Inglaterra e França fizeram um campeonato mais consistente que Brasil e Estados Unidos, mas foram eliminadas nas quartas-de-final. Enquanto os ingleses terminaram à frente do Brasil na primeira fase e pararam apenas diante da Alemanha por 4 a 1, os franceses por pouco não tiveram um final melhor no duelo com a Espanha. Os comandados de François Blaquart abriram o marcador no segundo tempo, sofreram o empate e ainda tiveram boas chances na prorrogação, antes de pararem no goleiro David de Gea na decisão por pênaltis. No caminho até as quartas, a França havia superado o perigoso Japão no jogo decisivo da primeira fase e a embalada Tunísia nas oitavas-de-final.

Festa dos estreantes, tristeza dos anfitriões

Algumas potências confirmaram a soberania no Mundial de 2007, e o evento ainda permitiu o surgimento de novas forças.
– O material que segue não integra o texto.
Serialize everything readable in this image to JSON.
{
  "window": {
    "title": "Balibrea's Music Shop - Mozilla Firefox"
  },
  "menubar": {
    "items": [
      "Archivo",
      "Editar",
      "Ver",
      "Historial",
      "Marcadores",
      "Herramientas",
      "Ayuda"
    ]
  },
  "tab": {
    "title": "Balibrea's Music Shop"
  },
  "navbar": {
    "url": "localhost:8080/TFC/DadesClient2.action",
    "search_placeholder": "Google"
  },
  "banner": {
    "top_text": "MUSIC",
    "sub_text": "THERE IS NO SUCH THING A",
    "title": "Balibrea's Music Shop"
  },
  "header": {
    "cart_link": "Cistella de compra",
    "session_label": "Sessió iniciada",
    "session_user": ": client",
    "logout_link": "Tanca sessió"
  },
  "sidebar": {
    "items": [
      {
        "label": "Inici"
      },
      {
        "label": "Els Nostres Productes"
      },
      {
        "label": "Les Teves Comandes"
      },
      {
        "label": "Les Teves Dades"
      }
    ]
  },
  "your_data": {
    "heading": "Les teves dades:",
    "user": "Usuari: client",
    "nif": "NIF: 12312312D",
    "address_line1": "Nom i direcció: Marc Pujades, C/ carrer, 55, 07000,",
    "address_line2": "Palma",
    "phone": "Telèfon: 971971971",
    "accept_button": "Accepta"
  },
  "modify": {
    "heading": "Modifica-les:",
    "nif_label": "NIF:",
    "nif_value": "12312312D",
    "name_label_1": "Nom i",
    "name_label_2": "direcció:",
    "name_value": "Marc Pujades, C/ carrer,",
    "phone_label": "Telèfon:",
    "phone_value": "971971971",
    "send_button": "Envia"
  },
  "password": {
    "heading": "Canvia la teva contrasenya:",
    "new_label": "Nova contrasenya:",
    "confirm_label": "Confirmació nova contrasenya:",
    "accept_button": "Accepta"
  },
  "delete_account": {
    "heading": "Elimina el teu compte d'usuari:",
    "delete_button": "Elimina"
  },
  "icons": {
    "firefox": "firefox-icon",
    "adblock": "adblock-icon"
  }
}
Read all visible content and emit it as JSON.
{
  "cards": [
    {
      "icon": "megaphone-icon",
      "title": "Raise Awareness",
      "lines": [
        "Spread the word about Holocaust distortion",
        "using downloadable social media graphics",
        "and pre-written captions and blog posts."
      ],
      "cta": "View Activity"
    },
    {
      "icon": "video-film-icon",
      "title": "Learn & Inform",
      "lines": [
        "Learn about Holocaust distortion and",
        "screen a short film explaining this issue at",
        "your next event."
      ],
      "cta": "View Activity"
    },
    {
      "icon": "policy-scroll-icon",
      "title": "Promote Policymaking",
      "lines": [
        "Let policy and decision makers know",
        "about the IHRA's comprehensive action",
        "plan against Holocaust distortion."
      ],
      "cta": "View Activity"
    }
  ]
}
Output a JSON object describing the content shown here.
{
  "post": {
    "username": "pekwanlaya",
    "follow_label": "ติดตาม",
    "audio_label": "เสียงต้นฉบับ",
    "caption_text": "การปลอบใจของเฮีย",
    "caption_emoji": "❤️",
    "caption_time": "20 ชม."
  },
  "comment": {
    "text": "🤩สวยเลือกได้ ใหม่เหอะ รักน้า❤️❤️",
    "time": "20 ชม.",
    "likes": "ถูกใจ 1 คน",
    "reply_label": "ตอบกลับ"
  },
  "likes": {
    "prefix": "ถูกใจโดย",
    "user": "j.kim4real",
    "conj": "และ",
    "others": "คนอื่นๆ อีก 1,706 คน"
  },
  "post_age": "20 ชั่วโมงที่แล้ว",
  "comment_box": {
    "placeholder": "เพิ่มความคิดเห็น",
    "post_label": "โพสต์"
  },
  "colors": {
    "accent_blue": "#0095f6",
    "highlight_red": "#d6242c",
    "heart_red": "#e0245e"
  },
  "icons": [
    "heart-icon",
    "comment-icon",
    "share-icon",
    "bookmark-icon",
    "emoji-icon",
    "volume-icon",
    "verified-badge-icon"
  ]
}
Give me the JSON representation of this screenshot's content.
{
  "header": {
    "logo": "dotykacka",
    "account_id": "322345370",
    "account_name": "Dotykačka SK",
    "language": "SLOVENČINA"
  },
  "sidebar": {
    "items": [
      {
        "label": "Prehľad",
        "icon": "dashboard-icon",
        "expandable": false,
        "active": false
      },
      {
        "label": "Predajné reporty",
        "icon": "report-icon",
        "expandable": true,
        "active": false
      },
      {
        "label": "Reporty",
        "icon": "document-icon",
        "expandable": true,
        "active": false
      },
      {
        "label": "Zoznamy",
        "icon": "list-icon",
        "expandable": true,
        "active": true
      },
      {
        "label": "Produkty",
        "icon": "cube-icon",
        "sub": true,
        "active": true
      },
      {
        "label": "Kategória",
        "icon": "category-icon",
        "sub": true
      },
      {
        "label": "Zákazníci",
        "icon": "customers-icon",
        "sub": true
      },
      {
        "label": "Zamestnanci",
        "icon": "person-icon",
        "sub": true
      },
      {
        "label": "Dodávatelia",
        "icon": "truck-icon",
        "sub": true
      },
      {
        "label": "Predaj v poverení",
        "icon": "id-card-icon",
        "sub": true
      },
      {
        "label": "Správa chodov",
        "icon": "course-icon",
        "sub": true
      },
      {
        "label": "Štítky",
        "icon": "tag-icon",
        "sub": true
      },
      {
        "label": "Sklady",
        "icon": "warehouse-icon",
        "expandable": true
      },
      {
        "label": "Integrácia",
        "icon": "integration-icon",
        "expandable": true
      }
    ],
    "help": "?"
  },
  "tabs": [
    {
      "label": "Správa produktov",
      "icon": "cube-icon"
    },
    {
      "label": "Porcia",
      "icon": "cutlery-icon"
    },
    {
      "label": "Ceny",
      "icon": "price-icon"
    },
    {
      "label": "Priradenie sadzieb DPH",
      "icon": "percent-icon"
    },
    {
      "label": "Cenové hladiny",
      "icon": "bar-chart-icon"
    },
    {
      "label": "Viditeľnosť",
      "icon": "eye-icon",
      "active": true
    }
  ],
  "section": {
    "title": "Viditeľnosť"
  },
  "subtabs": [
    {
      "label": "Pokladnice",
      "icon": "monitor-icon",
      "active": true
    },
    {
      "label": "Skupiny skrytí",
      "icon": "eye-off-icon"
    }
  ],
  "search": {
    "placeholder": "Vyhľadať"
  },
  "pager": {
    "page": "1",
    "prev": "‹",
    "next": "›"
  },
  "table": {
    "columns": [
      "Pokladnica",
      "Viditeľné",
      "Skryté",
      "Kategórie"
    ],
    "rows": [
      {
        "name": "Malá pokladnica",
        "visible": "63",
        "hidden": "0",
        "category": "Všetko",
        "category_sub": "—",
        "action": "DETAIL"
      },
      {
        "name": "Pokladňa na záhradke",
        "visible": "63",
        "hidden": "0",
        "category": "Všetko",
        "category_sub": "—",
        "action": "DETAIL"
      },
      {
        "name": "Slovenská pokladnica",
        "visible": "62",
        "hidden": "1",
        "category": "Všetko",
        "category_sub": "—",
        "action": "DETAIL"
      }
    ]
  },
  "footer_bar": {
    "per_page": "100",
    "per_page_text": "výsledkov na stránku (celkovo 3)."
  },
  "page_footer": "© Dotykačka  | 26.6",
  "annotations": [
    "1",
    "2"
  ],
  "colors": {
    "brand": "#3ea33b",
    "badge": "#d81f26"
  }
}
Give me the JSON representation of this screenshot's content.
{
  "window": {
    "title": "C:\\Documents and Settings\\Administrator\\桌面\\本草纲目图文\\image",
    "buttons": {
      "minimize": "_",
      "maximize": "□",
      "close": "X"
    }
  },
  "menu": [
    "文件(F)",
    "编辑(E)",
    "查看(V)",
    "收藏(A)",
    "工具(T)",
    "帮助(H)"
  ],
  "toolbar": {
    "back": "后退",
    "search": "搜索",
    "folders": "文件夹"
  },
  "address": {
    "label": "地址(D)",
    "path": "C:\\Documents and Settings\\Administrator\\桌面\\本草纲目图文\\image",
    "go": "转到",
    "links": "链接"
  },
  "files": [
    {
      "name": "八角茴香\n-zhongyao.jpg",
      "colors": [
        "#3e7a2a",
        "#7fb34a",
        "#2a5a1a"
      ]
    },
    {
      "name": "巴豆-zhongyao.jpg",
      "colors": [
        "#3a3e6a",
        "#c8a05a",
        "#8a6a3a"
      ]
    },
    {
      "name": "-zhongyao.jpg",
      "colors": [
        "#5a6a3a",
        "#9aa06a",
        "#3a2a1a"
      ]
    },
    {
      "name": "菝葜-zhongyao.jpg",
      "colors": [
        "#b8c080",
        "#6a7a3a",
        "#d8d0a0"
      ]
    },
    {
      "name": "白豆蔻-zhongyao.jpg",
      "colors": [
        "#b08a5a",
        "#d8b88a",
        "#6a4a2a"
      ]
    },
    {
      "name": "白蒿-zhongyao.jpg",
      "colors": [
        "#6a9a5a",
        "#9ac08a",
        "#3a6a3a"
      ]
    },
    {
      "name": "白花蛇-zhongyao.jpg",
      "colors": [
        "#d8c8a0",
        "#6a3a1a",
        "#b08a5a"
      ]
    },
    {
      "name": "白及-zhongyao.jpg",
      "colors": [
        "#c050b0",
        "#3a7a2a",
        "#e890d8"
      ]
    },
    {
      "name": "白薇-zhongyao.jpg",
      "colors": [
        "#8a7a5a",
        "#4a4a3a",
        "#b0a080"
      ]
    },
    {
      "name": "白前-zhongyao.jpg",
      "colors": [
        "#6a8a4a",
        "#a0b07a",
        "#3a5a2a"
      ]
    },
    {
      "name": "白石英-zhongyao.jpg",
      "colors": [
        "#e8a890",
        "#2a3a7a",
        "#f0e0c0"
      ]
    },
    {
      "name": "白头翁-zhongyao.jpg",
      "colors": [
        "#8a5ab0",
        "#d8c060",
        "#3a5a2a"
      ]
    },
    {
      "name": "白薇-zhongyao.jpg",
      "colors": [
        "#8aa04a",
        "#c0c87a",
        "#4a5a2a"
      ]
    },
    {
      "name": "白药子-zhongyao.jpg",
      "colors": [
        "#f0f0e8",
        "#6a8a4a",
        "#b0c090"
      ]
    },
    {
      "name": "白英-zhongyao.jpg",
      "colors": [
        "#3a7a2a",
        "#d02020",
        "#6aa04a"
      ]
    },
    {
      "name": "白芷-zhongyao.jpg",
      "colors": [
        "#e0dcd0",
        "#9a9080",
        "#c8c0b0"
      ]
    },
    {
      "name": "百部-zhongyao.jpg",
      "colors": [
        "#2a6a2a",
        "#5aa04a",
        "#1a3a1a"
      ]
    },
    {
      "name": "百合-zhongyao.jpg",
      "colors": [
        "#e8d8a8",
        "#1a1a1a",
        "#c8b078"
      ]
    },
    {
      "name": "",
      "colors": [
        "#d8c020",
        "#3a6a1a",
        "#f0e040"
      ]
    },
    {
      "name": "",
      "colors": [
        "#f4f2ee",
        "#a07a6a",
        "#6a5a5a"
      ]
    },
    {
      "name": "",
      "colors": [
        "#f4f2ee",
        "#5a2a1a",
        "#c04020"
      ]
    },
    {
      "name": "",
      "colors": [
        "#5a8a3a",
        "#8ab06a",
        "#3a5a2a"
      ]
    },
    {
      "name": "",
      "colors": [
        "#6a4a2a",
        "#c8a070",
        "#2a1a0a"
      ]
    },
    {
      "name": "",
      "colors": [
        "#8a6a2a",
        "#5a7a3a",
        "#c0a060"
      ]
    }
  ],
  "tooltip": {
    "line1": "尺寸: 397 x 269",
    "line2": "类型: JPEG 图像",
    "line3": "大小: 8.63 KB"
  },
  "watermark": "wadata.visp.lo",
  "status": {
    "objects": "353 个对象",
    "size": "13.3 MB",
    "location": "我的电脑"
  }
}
Síria e Tadjiquistão, que já haviam surpreendido nas eliminatórias asiáticas, avançaram às oitavas-de-final na primeira vez em que apareceram no torneio.

Já a Síria empatou sem gols com a Argentina, saiu de cabeça erguida na derrota para a Espanha por 2 a 1 e garantiu a classificação ao bater Honduras por 2 a 0. Nas oitavas, o apoio dos torcedores não foi suficiente para impulsionar a equipe contra os ingleses, e os sírios foram eliminados por 3 a 1.

Bélgica e Togo foram desclassificados na primeira fase, mas as boas apresentações e a experiência adquirida deverão contar a favor nas próximas competições.

O mesmo vale para o Haiti. Com pouca expressão no cenário mundial, a seleção também não foi longe, mas certamente deixou os torcedores orgulhosos ao realizar boas apresentações em um difícil Grupo D. O melhor momento foi vivido na segunda rodada, com o histórico empate com a França. O resultado teve sabor especial pelo fato de o país ter sido uma antiga colônia francesa e conseguido a independência somente no início do século 19. Mesmo eliminados, os jogadores e o técnico Jean-Yves Labaze tiveram uma calorosa recepção da torcida na volta para casa.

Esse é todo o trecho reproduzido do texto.